Smartphone Neck

Humans were designed to stand upright. And yet in this modern world, too many of us spend our days with our heads slumped over for a simple reason: we’re staring at the tiny screen of a smartphone.

leisure beautiful young asian woman use smart phone at street

Staring at a small screen of a smartphone can be detrimental to your neck and will eventually lead to pain

People spend an average of 2 to 4 hours each day with their neck bent at this unnatural angle while sending emails or texts, or reading social media. The success of social media has led to an unfortunate epidemic of poor posture – especially in the neck.

The average adult head weighs 10 to 12 pounds when it’s in the upright or neutral position. The weight is distributed evenly through the front part of each bone and the discs of the spine which are designed to do the task. However, because of that little thing called physics ‘gravitational pull’ the cranium (Head) becomes heavier the more you bend your neck.

Several times heavier, according to research from Dr. Kenneth Hansraj, chief of spine surgery at New York Spine Surgery and Rehabilitation Medicine. His study found that bending your head at a 60 degree angle to get a better look at your selfie is putting 60 pounds’ worth of pressure on your cervical spine, the portion of the spine above the shoulders. That’s more than the weight of the average 7 year old.

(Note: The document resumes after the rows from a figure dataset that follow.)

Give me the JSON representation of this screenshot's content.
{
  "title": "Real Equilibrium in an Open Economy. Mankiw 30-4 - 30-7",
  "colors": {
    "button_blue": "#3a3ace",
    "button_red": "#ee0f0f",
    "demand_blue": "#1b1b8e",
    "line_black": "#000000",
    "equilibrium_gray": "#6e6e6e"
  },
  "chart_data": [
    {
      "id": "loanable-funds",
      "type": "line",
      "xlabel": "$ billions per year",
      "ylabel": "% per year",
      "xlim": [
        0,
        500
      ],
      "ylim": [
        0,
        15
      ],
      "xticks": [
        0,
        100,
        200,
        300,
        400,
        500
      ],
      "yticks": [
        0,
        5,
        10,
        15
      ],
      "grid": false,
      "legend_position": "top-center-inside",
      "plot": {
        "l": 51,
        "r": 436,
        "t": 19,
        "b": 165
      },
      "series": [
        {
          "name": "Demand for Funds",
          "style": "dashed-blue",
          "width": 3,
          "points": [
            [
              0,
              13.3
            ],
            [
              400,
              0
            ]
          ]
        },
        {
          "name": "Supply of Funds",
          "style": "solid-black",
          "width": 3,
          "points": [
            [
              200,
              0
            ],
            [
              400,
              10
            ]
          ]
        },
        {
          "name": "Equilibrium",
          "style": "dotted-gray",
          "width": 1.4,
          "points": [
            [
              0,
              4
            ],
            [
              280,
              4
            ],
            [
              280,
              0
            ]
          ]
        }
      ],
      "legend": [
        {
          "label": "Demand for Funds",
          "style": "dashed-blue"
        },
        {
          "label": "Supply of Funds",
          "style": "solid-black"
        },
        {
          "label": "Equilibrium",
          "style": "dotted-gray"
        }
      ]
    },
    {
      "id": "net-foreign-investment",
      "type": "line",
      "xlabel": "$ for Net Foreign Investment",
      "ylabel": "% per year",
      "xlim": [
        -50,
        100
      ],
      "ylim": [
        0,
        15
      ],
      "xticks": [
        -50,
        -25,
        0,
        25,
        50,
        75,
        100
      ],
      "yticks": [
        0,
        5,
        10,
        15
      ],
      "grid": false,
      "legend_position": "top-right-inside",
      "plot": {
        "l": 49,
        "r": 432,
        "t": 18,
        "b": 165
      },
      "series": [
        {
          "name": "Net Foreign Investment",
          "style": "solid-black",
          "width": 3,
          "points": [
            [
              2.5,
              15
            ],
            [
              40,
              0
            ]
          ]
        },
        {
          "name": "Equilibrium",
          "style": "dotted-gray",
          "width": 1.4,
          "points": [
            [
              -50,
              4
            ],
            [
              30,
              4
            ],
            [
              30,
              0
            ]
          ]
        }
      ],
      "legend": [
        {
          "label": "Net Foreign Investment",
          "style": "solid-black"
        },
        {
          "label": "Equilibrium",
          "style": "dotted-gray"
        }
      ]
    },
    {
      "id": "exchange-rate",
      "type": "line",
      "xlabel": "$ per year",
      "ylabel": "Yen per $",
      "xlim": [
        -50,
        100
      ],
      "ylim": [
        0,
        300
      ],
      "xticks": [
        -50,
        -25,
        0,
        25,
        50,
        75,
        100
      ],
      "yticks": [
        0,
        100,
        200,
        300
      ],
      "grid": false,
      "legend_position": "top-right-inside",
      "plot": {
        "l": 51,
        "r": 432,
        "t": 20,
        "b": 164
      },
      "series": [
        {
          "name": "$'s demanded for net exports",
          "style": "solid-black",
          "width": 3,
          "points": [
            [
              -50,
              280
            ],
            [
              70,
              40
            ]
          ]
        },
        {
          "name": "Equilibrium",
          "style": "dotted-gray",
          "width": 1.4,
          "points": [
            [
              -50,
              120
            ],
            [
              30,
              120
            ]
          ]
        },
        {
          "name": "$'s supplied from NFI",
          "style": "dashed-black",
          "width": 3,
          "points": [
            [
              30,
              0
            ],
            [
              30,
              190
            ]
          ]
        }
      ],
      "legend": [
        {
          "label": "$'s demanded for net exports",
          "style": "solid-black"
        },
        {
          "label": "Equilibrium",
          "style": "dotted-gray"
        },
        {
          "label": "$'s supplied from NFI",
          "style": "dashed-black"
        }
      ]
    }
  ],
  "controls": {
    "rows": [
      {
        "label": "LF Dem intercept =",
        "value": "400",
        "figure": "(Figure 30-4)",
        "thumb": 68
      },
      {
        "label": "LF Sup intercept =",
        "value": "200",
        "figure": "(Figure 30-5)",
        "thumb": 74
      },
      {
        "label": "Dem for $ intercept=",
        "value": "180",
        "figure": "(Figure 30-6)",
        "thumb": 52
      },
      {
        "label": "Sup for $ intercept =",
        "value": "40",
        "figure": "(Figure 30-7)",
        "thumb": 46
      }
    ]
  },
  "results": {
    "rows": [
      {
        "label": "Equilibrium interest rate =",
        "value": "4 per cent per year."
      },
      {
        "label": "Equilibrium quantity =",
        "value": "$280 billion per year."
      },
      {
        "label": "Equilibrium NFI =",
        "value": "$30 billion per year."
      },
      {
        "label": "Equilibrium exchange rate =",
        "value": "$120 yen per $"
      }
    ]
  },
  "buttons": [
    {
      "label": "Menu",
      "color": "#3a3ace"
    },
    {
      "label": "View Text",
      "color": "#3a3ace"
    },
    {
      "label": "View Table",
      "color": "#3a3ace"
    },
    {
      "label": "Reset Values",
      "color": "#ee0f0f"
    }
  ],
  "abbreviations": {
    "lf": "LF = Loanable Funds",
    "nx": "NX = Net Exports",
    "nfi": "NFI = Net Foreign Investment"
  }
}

The weight seen by the spine dramatically increases when flexing the head forward at varying degrees. Loss of the natural curve of the cervical spine leads to incrementally increased stresses about the cervical spine. These stresses may lead to early wear, tear, degeneration and possibly the need for chiropractic or surgical intervention.

But it’s not just the big slump that creates alarming stress on the cervical spine. Tilting your head a mere 15 degrees puts 27 pounds of pressure on your spine; a 30 degree neck tilt could equal 40 pounds of pressure; a 45 degree tilt adds the force of 49 pounds.

It’s no secret that correct posture is better for your back. According to the research good posture is defined as ears aligned with the shoulders and the ‘angel wings,’ or the shoulder blades, retracted.

In correct alignment, spinal stress is diminished; It is the most efficient position for the spine.